32 Dead In Colombia Mine Disaster
Crews battling toxic gases recovered 30 bodies from a makeshift coal mine in northeast Colombia following an explosion that killed 32 miners, a civil defense official said Sunday.
Efforts to remove the bodies trapped more than 1,300 feet underground by Saturday's blast were complicated by poor conditions and dangerous levels of trapped methane that made it impossible for work crews to remain below ground for extended periods.
But Fernando Rosales, director of civil defense in Norte de Santander state, said 30 bodies were recovered as of Sunday evening, and "there's one body remaining which crews will try to remove tomorrow."
Another miner escaped after the blast but later died at a hospital in the state capital of Cucuta, he said.
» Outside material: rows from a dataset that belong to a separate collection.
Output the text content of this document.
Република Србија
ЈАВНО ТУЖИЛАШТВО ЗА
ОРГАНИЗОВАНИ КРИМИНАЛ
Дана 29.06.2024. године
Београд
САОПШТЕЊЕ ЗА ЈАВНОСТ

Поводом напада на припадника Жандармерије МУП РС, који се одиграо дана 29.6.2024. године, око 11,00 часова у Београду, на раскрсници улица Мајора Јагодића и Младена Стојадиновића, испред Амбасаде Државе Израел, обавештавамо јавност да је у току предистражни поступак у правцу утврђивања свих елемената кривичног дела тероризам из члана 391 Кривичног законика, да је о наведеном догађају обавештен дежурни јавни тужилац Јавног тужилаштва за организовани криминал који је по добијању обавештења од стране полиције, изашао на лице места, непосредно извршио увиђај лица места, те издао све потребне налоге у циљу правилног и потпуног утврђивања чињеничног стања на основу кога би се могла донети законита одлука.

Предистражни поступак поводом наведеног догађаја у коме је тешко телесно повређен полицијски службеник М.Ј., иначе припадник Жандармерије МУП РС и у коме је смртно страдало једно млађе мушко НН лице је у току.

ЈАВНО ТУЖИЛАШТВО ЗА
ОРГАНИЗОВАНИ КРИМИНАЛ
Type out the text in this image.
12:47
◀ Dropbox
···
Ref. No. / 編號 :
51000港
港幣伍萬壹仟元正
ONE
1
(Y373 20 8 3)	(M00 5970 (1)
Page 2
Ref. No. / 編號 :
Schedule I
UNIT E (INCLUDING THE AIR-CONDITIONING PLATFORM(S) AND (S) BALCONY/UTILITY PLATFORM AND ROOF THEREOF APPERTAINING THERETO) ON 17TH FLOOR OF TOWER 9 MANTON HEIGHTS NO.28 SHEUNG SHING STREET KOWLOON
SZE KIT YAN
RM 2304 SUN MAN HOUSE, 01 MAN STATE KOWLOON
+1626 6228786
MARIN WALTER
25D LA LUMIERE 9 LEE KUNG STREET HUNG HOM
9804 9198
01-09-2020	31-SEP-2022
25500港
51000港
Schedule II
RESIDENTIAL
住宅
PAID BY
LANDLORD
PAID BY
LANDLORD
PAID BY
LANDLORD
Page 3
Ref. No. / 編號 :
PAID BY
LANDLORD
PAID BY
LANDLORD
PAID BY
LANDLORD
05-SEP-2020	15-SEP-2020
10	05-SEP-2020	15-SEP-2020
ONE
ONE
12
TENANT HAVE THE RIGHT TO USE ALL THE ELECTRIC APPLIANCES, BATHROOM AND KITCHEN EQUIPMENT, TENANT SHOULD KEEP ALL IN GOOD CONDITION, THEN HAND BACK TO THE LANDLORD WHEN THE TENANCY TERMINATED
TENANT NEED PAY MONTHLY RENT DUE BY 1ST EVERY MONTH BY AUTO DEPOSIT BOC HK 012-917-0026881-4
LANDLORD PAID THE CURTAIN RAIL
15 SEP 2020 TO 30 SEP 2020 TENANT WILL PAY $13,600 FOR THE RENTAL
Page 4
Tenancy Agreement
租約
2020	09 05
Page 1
On Sunday, President Alvaro Uribe traveled to the mine in the remote hamlet of San Roque, 255 miles northeast of Bogota, and told family members gathered outside that he was "overcome with grief."
Uribe vowed the government would provide economic assistance to victims' families if the mine's owner had not contributed to employees' pension funds — a frequent labor violation in the poorly regulated mining sector. He also promised an investigation into whether the mine had passed recent safety inspections.
The explosion was likely caused by a buildup of methane inside one of the tunnels that was ignited by a spark, Rosales said. Many of the bodies were found badly burned and heavily bruised by falling rocks, he added.
Family members, who had rushed to the mine shortly after the Saturday morning explosion, had been relocated to the town of Sardinata 15 minutes away, where they were awaiting news about loved ones.
"We never imagined this was going to happen," Luis Octavio Acosta, the brother of two miners, told The Associated Press hours earlier before the fate of the trapped miners was known.
Many mines in this Andean nation are makeshift affairs with few or no safety procedures.
In January 2006, three self-employed coal miners — a 60-year-old father and his two sons — died at a mine in the same region after inhaling poisonous gases.
Other mine disasters in Colombia have been the result of landslides and erosion.
In 2001, at least 37 gold miners were killed when a hillside gave way and swept over them at a strip mine located 120 miles west of Bogota. The mine had been shut down earlier in the year because erosion made it unstable.